Ушла Любушка, расстроенная тоже чуть не до обморока.

4

Свидание с Любушкой все же оказало благотворное влияние на узницу. О Вере заботятся, о ней думают, ей хотят помочь. Кто-то уже взял на себя хлопоты о ее защите. Замахиваются и на нечто большее, чем защита, – замышляют и самый процесс обратить против власти и сделать «громким».

А Вере и не надо этого, не надо совсем. Дело, которое она сделала, может, и громкое, а она, Вера, хотела бы тихо сойти с жизненной сцены. Без шума. Не любит этого Вера, не выносит и никогда не стремилась к славе. Но, подумав немного после ухода Любы Корниловой, Вера снова стала успокаиваться. Даже ощутила какую-то странную радость от мысли, что она принадлежит к особому кругу людей, с которыми ее связывает не родство, не личная дружба, а нечто иное. Это люди одной судьбы, ее братья и сестры по организации, по убеждениям.

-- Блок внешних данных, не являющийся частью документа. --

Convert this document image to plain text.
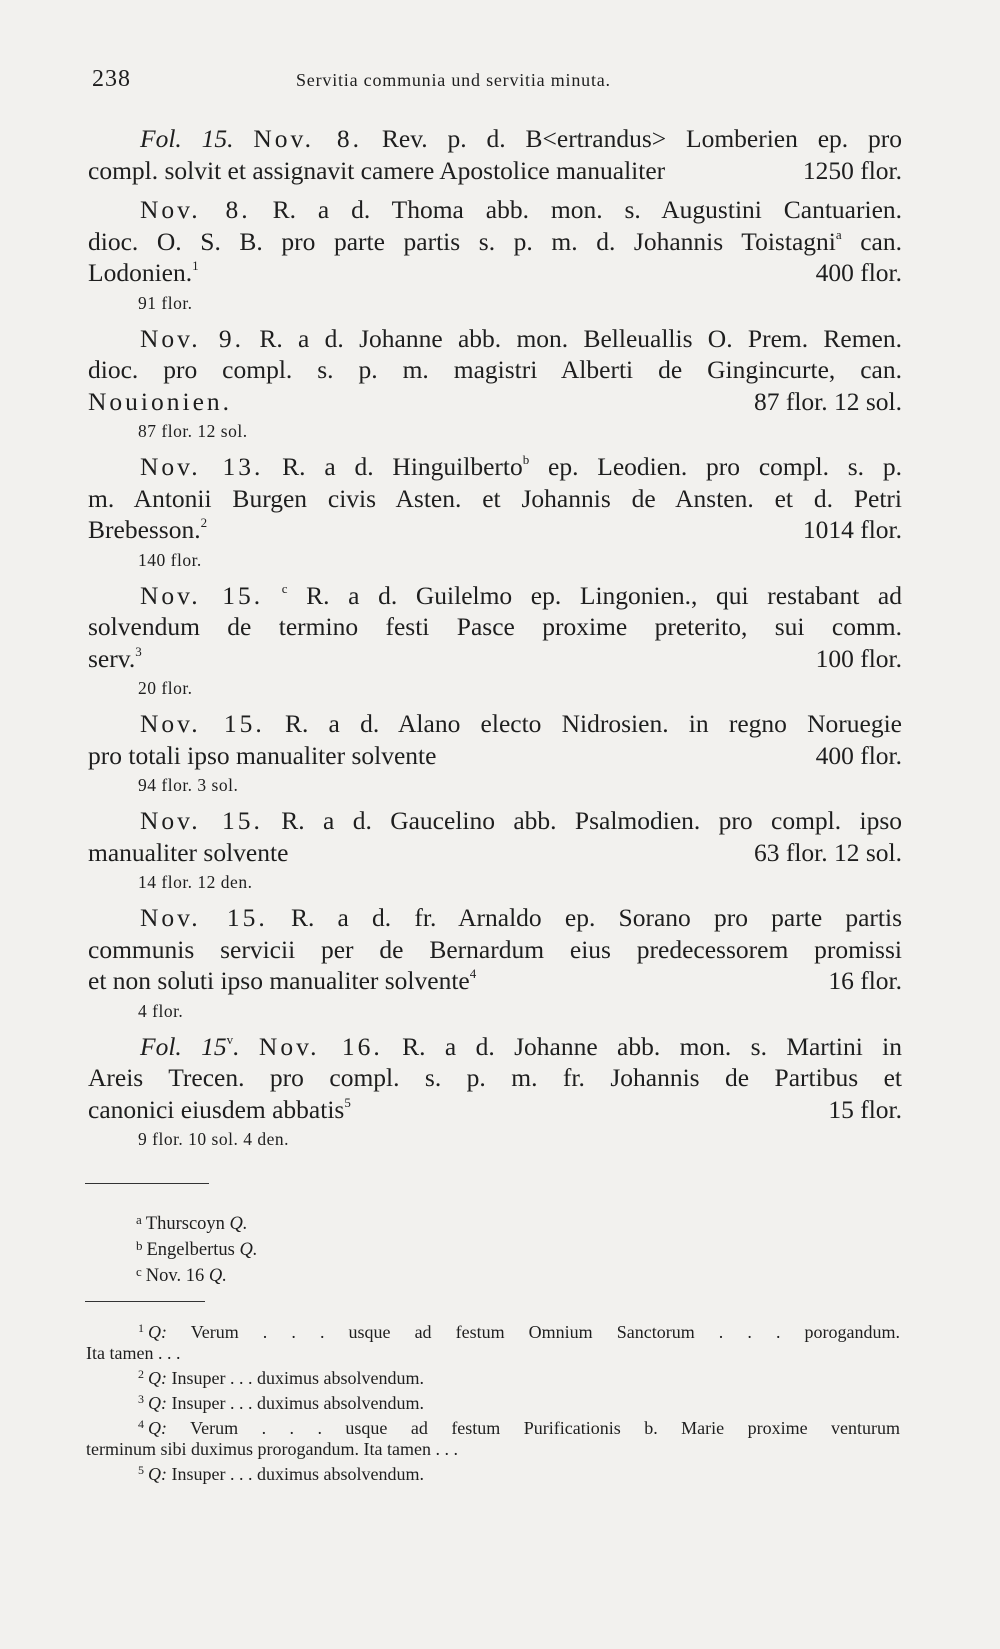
238	Servitia communia und servitia minuta.
Fol. 15. Nov. 8. Rev. p. d. B<ertrandus> Lomberien ep. pro
compl. solvit et assignavit camere Apostolice manualiter	1250 flor.
Nov. 8. R. a d. Thoma abb. mon. s. Augustini Cantuarien.
dioc. O. S. B. pro parte partis s. p. m. d. Johannis Toistagni$^a$ can.
Lodonien.$^1$	400 flor.
91 flor.
Nov. 9. R. a d. Johanne abb. mon. Belleuallis O. Prem. Remen.
dioc. pro compl. s. p. m. magistri Alberti de Gingincurte, can.
Nouionien.	87 flor. 12 sol.
87 flor. 12 sol.
Nov. 13. R. a d. Hinguilberto$^b$ ep. Leodien. pro compl. s. p.
m. Antonii Burgen civis Asten. et Johannis de Ansten. et d. Petri
Brebesson.$^2$	1014 flor.
140 flor.
Nov. 15. $^c$ R. a d. Guilelmo ep. Lingonien., qui restabant ad
solvendum de termino festi Pasce proxime preterito, sui comm.
serv.$^3$	100 flor.
20 flor.
Nov. 15. R. a d. Alano electo Nidrosien. in regno Noruegie
pro totali ipso manualiter solvente	400 flor.
94 flor. 3 sol.
Nov. 15. R. a d. Gaucelino abb. Psalmodien. pro compl. ipso
manualiter solvente	63 flor. 12 sol.
14 flor. 12 den.
Nov. 15. R. a d. fr. Arnaldo ep. Sorano pro parte partis
communis servicii per de Bernardum eius predecessorem promissi
et non soluti ipso manualiter solvente$^4$	16 flor.
4 flor.
Fol. 15$^v$. Nov. 16. R. a d. Johanne abb. mon. s. Martini in
Areis Trecen. pro compl. s. p. m. fr. Johannis de Partibus et
canonici eiusdem abbatis$^5$	15 flor.
9 flor. 10 sol. 4 den.
$^a$ Thurscoyn Q.
$^b$ Engelbertus Q.
$^c$ Nov. 16 Q.
$^1$ Q: Verum . . . usque ad festum Omnium Sanctorum . . . porogandum.
Ita tamen . . .
$^2$ Q: Insuper . . . duximus absolvendum.
$^3$ Q: Insuper . . . duximus absolvendum.
$^4$ Q: Verum . . . usque ad festum Purificationis b. Marie proxime venturum
terminum sibi duximus prorogandum. Ita tamen . . .
$^5$ Q: Insuper . . . duximus absolvendum.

Кажется, сегодня Вера впервые ощутила это так остро.

Накидав ломтики апельсина в кружку и налив туда кипятку, Вера наслаждалась вкусным напитком, как вдруг ее позвал к себе Кабат. Когда Вера уселась перед ним и приняла свою обычную позу неприступного безразличия, он объявил узнице, что следствие подошло к концу. Но Кабат не был бы Кабатом, если бы на том и поставил точку. Он решил напоследок потешить душу. Пригласив Веру ознакомиться с протоколами следствия, Кабат сказал, щуря в усмешке глаза:

– Можете не обольщаться. Судить вас будут не сенаторы Особого присутствия, а суд присяжных, как простую уголовницу, будто воровку с Апраксина рынка.

Вера не вытерпела и сразу взвилась:

– Вы не имеете права меня оскорблять, господин следователь!

Мелкая душонка Кабата сразу вся обнаружилась. Обида и злость клокотали в нем и заглушали то человеческое, что в нем еще сохранялось.

– А вы чего хотели бы, милая? – грубо-фамильярным тоном повел он разговор. – Возможно, хотели бы прослыть, как Софья Бардина на процессе «пятидесяти»? Или как Ипполит Мышкин на последнем процессе? Нет, уважаемая, вас просто… высекут судебным приговором, небось даже похлеще Боголюбова. Но тому мошеннику дали двадцать пять розог, а вам дадут за выстрел двадцать лет каторги! В лучшем случае вы можете рассчитывать на десять лет, – продолжал Кабат, явно теряя самообладание, – но прежде, по выражению господина прокурора, вам так «вымажут морду сапогом», что опозорены будете в глазах общества не меньше, чем ваш Нечаев, не говоря уж о вашем Боголюбове!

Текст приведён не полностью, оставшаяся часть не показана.